Earlier this week, government officials, businesses and civil society leaders from nearly 200 countries gathered for the 2019 United Nations Climate Summit. But compared to past climate conferences, which may have featured inspirational speakers and commitment to action, Monday’s Summit closing saw a marked change in tone.
While many of the countries in attendance were expected to announce they would ramp up commitments and actions originally set by the Paris agreement, most of the major players fell short (United States aside). Put simply by Greta Thunberg – who, in an impassioned opening statement announced she would pursue lawsuits against five countries for jeopardising climate – the Summit delegates in attendance were “still not mature enough to tell it like it is.”
The biggest takeaway from the event? I had two.
First, Governments clearly aren’t meeting expectations of today’s youth when it comes to taking meaningful action on climate change. Second, there is an opportunity and imperative to drive change elsewhere.
Consumer expectations of corporate action has spiked
Unsurprisingly, distrust in Government and a growing focus on climate action has driven an increase in consumer expectations of companies to take the lead on environmental issues. FleishmanHillard’s recently published Authenticity Gap report found that in the period of just one year, protecting environment jumped from being 17th to 3rd in terms of where consumers most want businesses to take a stand.
A key conclusion of the report – which studied 20 industries, 160 companies, and 1,140 engaged UK consumers on where companies fared against expectations – was that 84% of the climate efforts disclosed by businesses were not perceived by consumers as strong enough.
Nearly four in five (79%) of consumers said climate change and environment issues were important to them, and 47% said they wanted to hear more about how companies are creating solutions to reduce its climate impact.
Companies need to act, without jumping on the climate bandwagon
But there is a big caveat to consumers wanting to hear from companies on the topic: it must be authentic. Seventeen out of 20 of the industries studied had an authenticity gap when it came to care of the environment. That means there is a disconnect between what companies are doing and communicating, versus what consumers experience of them.
It means that less talk and more walk. It means a company won’t get credit for a token case study about a sustainable product amidst sister brands that are poorly sourced. Putting out a press release about cutting carbon emissions by 2020 won’t cut it – that is seen as table stakes.
Audiences are demanding more commitment from companies as they see first-hand the effect of environmental decline, and they expect genuine action.
So, what should companies be doing?
- First, get your house in order before jumping on the climate bandwagon. If you’re launching an eco-friendly clothing line, you should have full-sight of your supply chain, ensuring workers’ rights and the environment are looked after. And when you are ready to announce an environmental commitment, don’t expect reputational benefit until real change is achieved.

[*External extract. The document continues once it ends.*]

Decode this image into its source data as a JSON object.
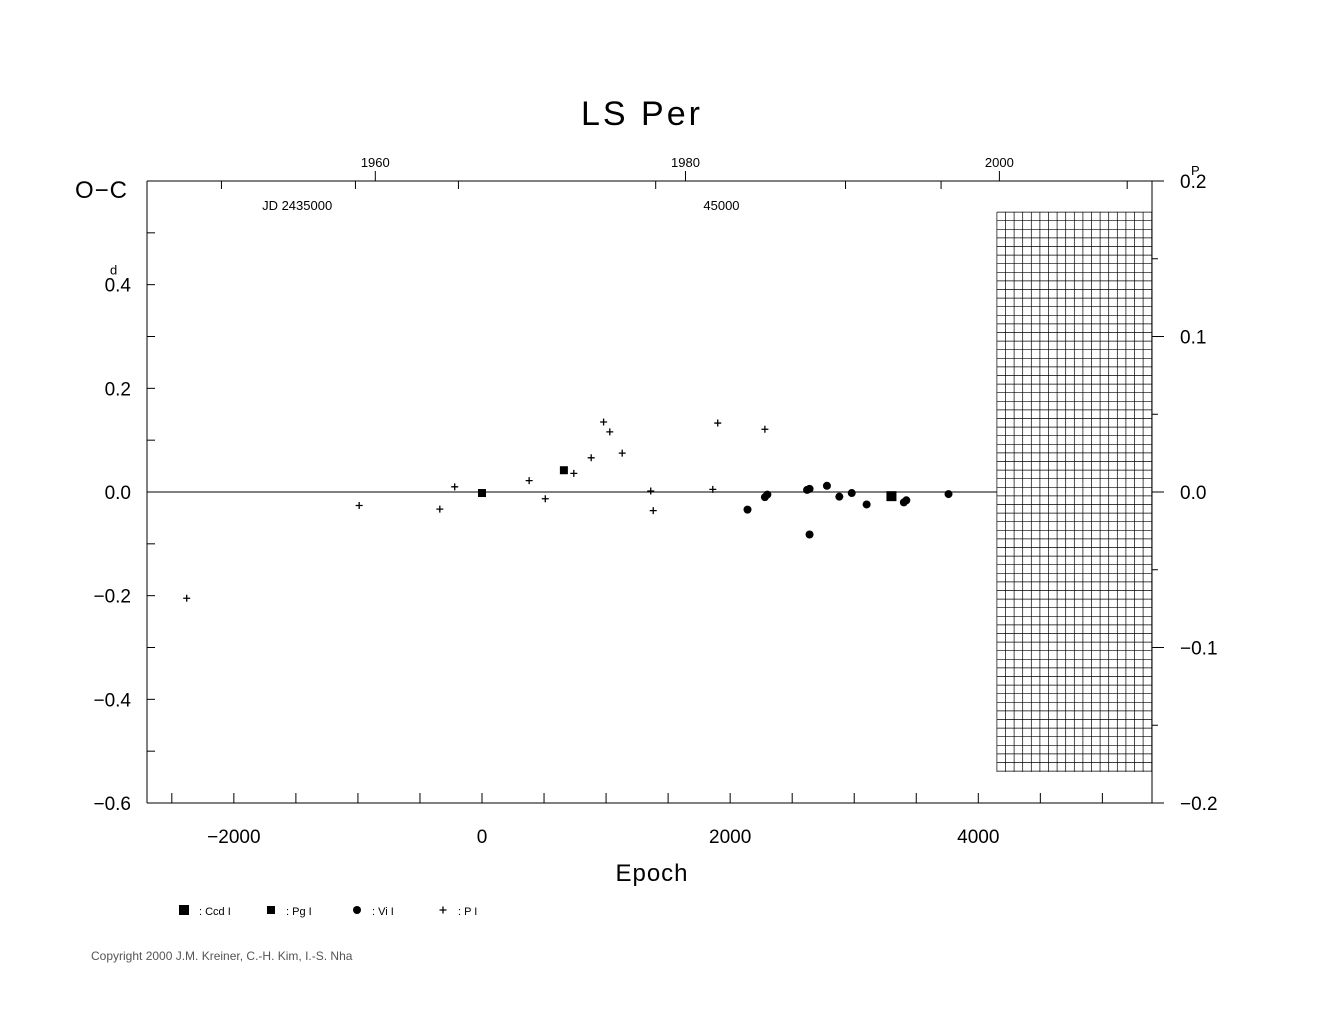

- Improve disclosure and transparency around environmental and climate issues – because your consumers are looking for it. Similarly, it is important to share data-driven proof of ESG commitments creating impact.

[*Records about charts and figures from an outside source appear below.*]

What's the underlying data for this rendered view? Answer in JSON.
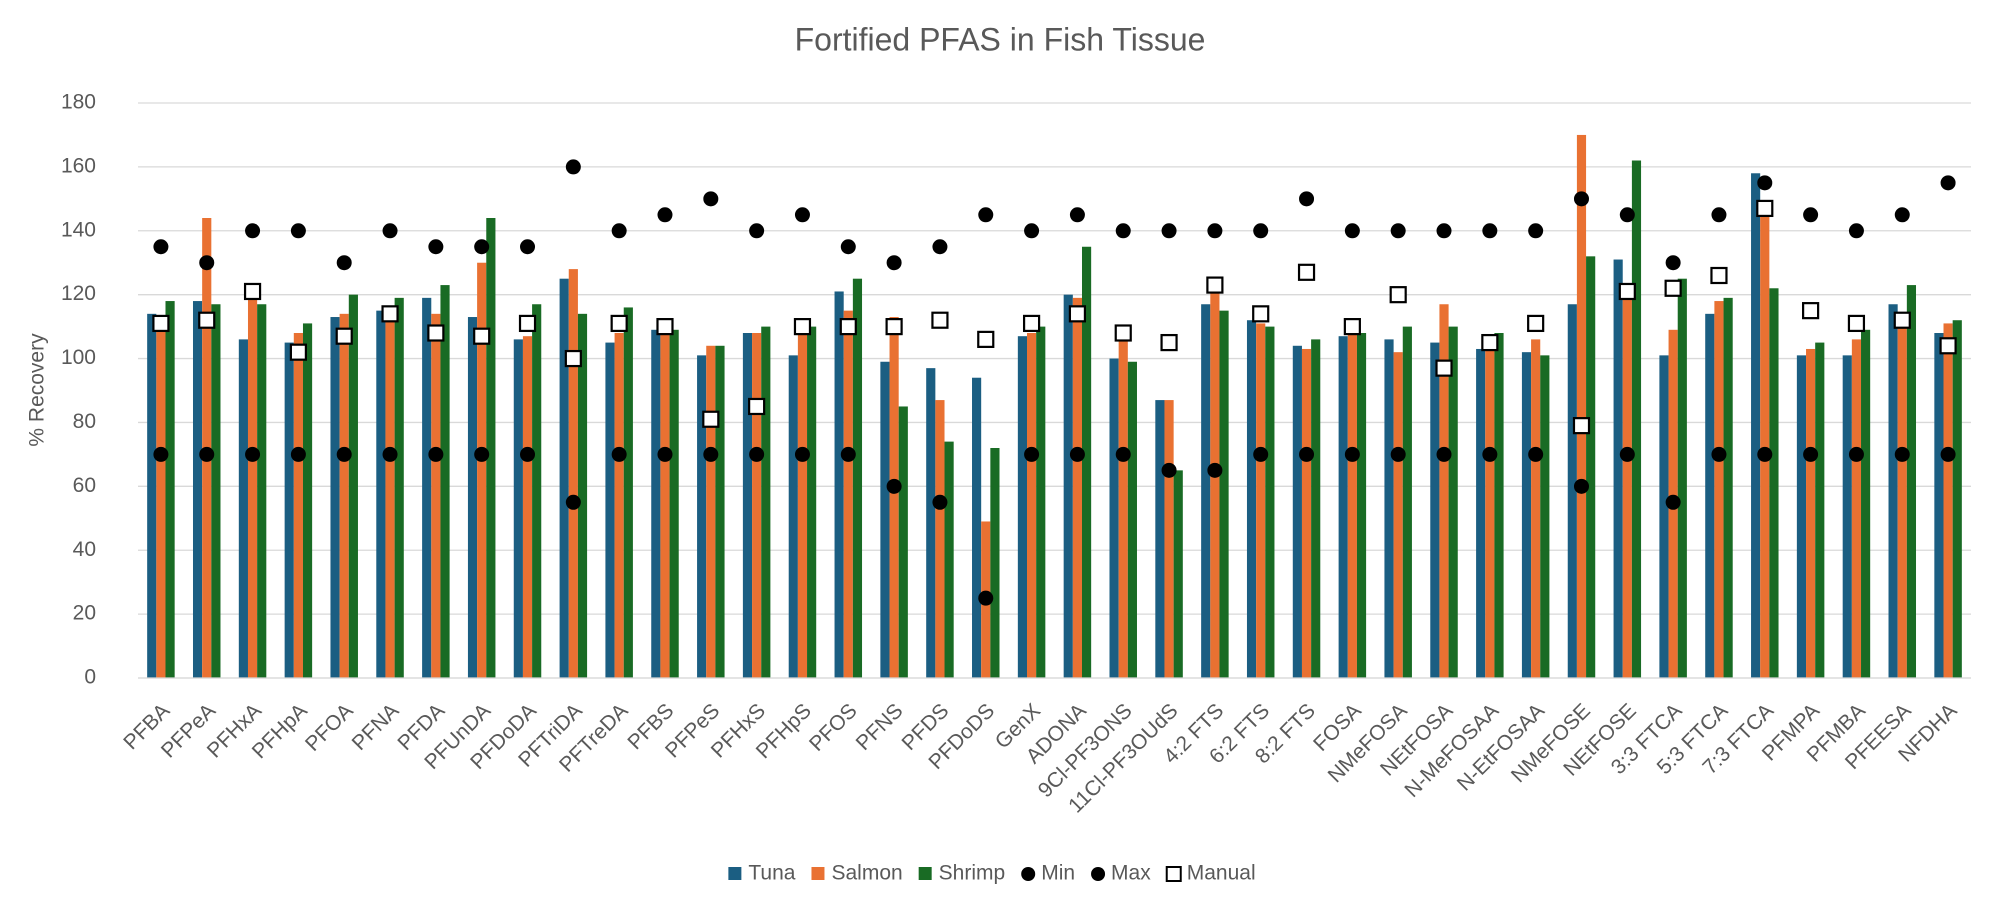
{
  "chart_data": {
    "type": "bar",
    "title": "Fortified PFAS in Fish Tissue",
    "y_label": "% Recovery",
    "categories": [
      "PFBA",
      "PFPeA",
      "PFHxA",
      "PFHpA",
      "PFOA",
      "PFNA",
      "PFDA",
      "PFUnDA",
      "PFDoDA",
      "PFTriDA",
      "PFTreDA",
      "PFBS",
      "PFPeS",
      "PFHxS",
      "PFHpS",
      "PFOS",
      "PFNS",
      "PFDS",
      "PFDoDS",
      "GenX",
      "ADONA",
      "9Cl-PF3ONS",
      "11Cl-PF3OUdS",
      "4:2 FTS",
      "6:2 FTS",
      "8:2 FTS",
      "FOSA",
      "NMeFOSA",
      "NEtFOSA",
      "N-MeFOSAA",
      "N-EtFOSAA",
      "NMeFOSE",
      "NEtFOSE",
      "3:3 FTCA",
      "5:3 FTCA",
      "7:3 FTCA",
      "PFMPA",
      "PFMBA",
      "PFEESA",
      "NFDHA"
    ],
    "series": [
      {
        "name": "Tuna",
        "color": "#1b5e82",
        "values": [
          114,
          118,
          106,
          105,
          113,
          115,
          119,
          113,
          106,
          125,
          105,
          109,
          101,
          108,
          101,
          121,
          99,
          97,
          94,
          107,
          120,
          100,
          87,
          117,
          112,
          104,
          107,
          106,
          105,
          103,
          102,
          117,
          131,
          101,
          114,
          158,
          101,
          101,
          117,
          108
        ]
      },
      {
        "name": "Salmon",
        "color": "#e97132",
        "values": [
          113,
          144,
          121,
          108,
          114,
          116,
          114,
          130,
          107,
          128,
          108,
          108,
          104,
          108,
          108,
          115,
          113,
          87,
          49,
          108,
          119,
          106,
          87,
          122,
          111,
          103,
          108,
          102,
          117,
          104,
          106,
          170,
          121,
          109,
          118,
          147,
          103,
          106,
          113,
          111
        ]
      },
      {
        "name": "Shrimp",
        "color": "#196b24",
        "values": [
          118,
          117,
          117,
          111,
          120,
          119,
          123,
          144,
          117,
          114,
          116,
          109,
          104,
          110,
          110,
          125,
          85,
          74,
          72,
          110,
          135,
          99,
          65,
          115,
          110,
          106,
          108,
          110,
          110,
          108,
          101,
          132,
          162,
          125,
          119,
          122,
          105,
          109,
          123,
          112
        ]
      },
      {
        "name": "Min",
        "color": "#000000",
        "marker": "circle",
        "values": [
          70,
          70,
          70,
          70,
          70,
          70,
          70,
          70,
          70,
          55,
          70,
          70,
          70,
          70,
          70,
          70,
          60,
          55,
          25,
          70,
          70,
          70,
          65,
          65,
          70,
          70,
          70,
          70,
          70,
          70,
          70,
          60,
          70,
          55,
          70,
          70,
          70,
          70,
          70,
          70
        ]
      },
      {
        "name": "Max",
        "color": "#000000",
        "marker": "circle",
        "values": [
          135,
          130,
          140,
          140,
          130,
          140,
          135,
          135,
          135,
          160,
          140,
          145,
          150,
          140,
          145,
          135,
          130,
          135,
          145,
          140,
          145,
          140,
          140,
          140,
          140,
          150,
          140,
          140,
          140,
          140,
          140,
          150,
          145,
          130,
          145,
          155,
          145,
          140,
          145,
          155
        ]
      },
      {
        "name": "Manual",
        "color": "#000000",
        "marker": "square",
        "values": [
          111,
          112,
          121,
          102,
          107,
          114,
          108,
          107,
          111,
          100,
          111,
          110,
          81,
          85,
          110,
          110,
          110,
          112,
          106,
          111,
          114,
          108,
          105,
          123,
          114,
          127,
          110,
          120,
          97,
          105,
          111,
          79,
          121,
          122,
          126,
          147,
          115,
          111,
          112,
          104
        ]
      }
    ],
    "ylim": [
      0,
      180
    ],
    "yticks": [
      0,
      20,
      40,
      60,
      80,
      100,
      120,
      140,
      160,
      180
    ],
    "grid": true
  }
}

- Get the executive leaders on board. If you’re serious about creating change, the CEO must be the driving force. They don’t need to be the face of the campaign, but they do need to be able to justify it to your investors.
- Stick to your core purpose, don’t feel pressured to be controversial. Consumers don’t expect companies to fix everything but will scrutinise them to make a positive difference on the issues they can influence. Three out of four engaged consumers in the UK expect CEOs to take a stand on issues that have an impact on their company’s customers (76%), products (72%), and employees (76%). Less importance was placed on having a stand on controversial issues that influenced government policy changes (48%).
The good news is, all the bad news is driving some positive action. Over the weekend the UN announced a large group of multinational companies including Danone, Ikea, Salesforce and L’Oréal joined the UN Global Compact, pledging to drastically cut greenhouse gas emissions in order to meet the goals of the Paris Agreement.
And last month the US Business Roundtable, a traditionally capitalist non-profit association representing more than 200 CEOs of American companies, updated its statement of Purpose of a Corporation to create value for all stakeholders and the environment, instead of shareholders alone.
Ultimately, smart business leaders are realising that environmental responsibility and profit now go hand-in-hand. Speaking at the UN Global Compact Private Sector Forum, Anand Mahindra, chairman of multinational conglomerate Mahindra Group, said climate action represents the biggest business opportunity of the next few decades. It’s also easy to see how growing expectations for action on climate issues has been reflected in the financial services industry given the rise of ESG and impact investing.
We have a way to go, but the companies that step up on climate change and environment issues – authentically – will not only affect real change but reap the reputational and financial benefits.